Le projet de loi « Croissance et pouvoir d’achat » sur la réforme des professions réglementées met hors de lui le monde de la pharmacie officinale, à quelques jours des arbitrages sur ce dossier.
Le texte en l’état écorne le monopole de dispensation en permettant la vente des médicaments à prescription facultative hors officines ; il autorise l’ouverture à des tiers du capital des SEL (sociétés d’exercice libéral) à hauteur de moins de 50 % ; enfin, il assouplit les conditions de regroupement des pharmacies.
Les grandes surfaces dans le collimateur
Mais les jeux ne sont pas faits. Alors que les professions libérales se mobilisent, Marisol Touraine a indiqué qu’elle était « défavorable » à la vente hors officines des médicaments à prescription obligatoire.
Catherine Lemorton, présidente socialiste de la commission des affaires sociales de l’Assemblée nationale (et pharmacienne de formation) a déjà signifié elle aussi son désaccord : « Une telle mesure, si elle devait être adoptée, juge-t-elle, mettrait à mal toute la politique menée visant à ce que les Français consomment moins de médicaments. Ce ne sont certainement pas les grandes surfaces qui permettront d’atteindre cet objectif ».
Bon usage
Les officinaux prennent l’affaire au sérieux. Le président l’Union des syndicats de pharmaciens d’officine (USPO), Gilles Bonnefond, dénonce « un projet de loi rédigé par la grande distribution pour la grande distribution, des gens qui n’ont aucune compétence en santé ».
Même tonalité du côté de l’Union nationale des pharmacies de France (UNPF). Michel Caillaud, son président (démissionnaire pour raisons personnelles) parle de projet « démagogique ». Il critique le « paradoxe » qui consiste à « prôner à la fois le bon usage du médicament et sa distribution en grande surface ». Et prend l’exemple du Paracétamol. Il assure qu’en un an en France, seuls six cas de surconsommation ont été enregistrés, contre 600 au Royaume-Uni où il est en vente en grande surface.
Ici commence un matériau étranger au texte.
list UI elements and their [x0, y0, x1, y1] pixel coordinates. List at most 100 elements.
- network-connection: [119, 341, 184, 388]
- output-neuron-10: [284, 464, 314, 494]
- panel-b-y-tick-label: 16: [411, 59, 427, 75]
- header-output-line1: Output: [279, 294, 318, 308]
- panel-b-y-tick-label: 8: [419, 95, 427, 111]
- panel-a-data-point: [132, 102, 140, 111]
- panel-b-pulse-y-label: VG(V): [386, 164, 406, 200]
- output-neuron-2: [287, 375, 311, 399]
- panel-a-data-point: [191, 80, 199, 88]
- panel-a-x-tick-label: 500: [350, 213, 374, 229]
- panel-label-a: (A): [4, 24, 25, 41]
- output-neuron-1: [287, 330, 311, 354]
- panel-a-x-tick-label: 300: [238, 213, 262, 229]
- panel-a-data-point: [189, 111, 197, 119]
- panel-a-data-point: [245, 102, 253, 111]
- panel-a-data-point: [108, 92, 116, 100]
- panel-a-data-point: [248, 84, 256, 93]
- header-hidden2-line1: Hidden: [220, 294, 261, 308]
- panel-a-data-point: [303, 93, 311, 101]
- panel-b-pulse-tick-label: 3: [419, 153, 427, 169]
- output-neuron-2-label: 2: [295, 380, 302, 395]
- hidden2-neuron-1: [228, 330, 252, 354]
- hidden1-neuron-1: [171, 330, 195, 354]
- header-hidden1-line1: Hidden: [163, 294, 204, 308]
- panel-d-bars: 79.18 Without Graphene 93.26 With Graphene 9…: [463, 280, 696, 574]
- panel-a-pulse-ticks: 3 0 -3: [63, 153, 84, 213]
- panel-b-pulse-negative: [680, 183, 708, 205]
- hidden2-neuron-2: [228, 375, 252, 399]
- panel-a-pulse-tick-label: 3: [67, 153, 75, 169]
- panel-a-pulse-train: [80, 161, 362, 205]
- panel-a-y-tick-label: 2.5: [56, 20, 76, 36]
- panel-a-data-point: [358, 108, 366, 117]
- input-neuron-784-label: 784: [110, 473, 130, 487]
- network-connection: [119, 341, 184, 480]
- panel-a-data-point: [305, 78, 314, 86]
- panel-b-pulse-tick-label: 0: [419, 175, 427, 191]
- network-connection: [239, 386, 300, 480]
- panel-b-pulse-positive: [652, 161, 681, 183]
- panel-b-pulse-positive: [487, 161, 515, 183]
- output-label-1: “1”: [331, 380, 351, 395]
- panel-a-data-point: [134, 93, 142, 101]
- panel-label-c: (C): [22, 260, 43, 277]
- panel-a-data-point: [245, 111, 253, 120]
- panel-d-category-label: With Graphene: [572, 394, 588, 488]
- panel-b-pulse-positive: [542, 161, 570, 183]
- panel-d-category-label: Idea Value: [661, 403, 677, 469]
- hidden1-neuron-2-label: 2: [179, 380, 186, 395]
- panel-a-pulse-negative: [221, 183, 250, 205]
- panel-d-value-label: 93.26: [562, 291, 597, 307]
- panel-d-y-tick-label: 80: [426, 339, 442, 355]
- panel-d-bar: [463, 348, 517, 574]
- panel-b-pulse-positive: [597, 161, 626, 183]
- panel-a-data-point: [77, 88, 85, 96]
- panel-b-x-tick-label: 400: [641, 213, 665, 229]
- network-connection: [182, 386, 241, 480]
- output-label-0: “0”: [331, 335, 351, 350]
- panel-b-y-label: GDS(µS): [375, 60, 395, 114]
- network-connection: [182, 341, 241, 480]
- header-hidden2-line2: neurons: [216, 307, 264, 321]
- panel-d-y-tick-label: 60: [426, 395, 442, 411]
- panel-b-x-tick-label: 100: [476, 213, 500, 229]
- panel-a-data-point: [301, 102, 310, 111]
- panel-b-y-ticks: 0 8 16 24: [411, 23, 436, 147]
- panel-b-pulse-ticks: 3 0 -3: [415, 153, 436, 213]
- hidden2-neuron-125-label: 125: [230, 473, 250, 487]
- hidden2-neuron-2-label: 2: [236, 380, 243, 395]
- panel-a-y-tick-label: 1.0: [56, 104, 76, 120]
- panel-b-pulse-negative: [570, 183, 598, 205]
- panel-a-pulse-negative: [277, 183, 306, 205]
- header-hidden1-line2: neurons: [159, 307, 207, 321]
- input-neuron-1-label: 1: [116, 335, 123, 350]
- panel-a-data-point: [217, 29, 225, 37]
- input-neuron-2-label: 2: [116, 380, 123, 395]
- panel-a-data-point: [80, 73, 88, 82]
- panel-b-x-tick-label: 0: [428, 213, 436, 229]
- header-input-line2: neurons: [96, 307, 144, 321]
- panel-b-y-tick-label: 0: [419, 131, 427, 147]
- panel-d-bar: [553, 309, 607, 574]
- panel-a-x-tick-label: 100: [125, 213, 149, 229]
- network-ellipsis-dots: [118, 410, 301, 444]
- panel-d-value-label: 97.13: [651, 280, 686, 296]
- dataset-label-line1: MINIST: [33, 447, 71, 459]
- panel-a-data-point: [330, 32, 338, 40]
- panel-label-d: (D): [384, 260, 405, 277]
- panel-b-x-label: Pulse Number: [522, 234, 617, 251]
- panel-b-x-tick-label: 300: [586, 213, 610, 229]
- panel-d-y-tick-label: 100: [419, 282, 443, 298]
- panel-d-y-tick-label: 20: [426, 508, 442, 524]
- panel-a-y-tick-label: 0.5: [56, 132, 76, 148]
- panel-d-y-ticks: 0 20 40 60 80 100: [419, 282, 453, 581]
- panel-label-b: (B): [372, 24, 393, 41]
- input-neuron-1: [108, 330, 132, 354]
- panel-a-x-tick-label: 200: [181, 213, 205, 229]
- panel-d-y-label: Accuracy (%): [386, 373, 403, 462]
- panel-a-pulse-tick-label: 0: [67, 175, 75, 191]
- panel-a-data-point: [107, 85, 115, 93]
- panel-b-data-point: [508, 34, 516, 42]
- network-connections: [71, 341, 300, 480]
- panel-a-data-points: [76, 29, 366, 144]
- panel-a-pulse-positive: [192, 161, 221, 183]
Philippe Gaertner (FSPF), dans un communiqué commun avec l’UNPF, dit partager « l’exaspération et l’angoisse légitimes des officinaux qui s’expriment par de nombreux appels à l’action ».
Gilles Bonnefond (USPO) met dans le même sac la fin du monopole de dispensation, l’ouverture du capital des SEL et l’assouplissement des conditions de regroupement des pharmacies. « L’ouverture du capital serait la pire des choses, juge-t-il. Si le pharmacien devient dépendant d’actionnaires extérieurs, il cessera d’être un professionnel de santé pour devenir un serviteur du capital. »
Blocage de la chaîne du médicament ?
La riposte à adopter divise encore. À l’USPO, Gilles Bonnefond prévient qu’une grève des gardes est déjà programmée à partir du 25 septembre. Une pétition va être adressée à la population sur le thème « La santé n’est pas un commerce, il faut que les médicaments restent en pharmacie ». « Si on ne nous écoute pas, nous pourrions entamer un mouvement plus sauvage avec le blocage de la chaîne du médicament », précise-t-il.
À l’UNPF, on met un bémol. « Nous ne sommes pas partisans de ce type d’actions, précise Michel Caillaud. On n’a pas le droit de prendre en otages les médicaments ni les prescriptions des médecins. » Tout juste confie-t-il que la riposte pourrait être « violente » et que des actions dans les gares pourraient être menées.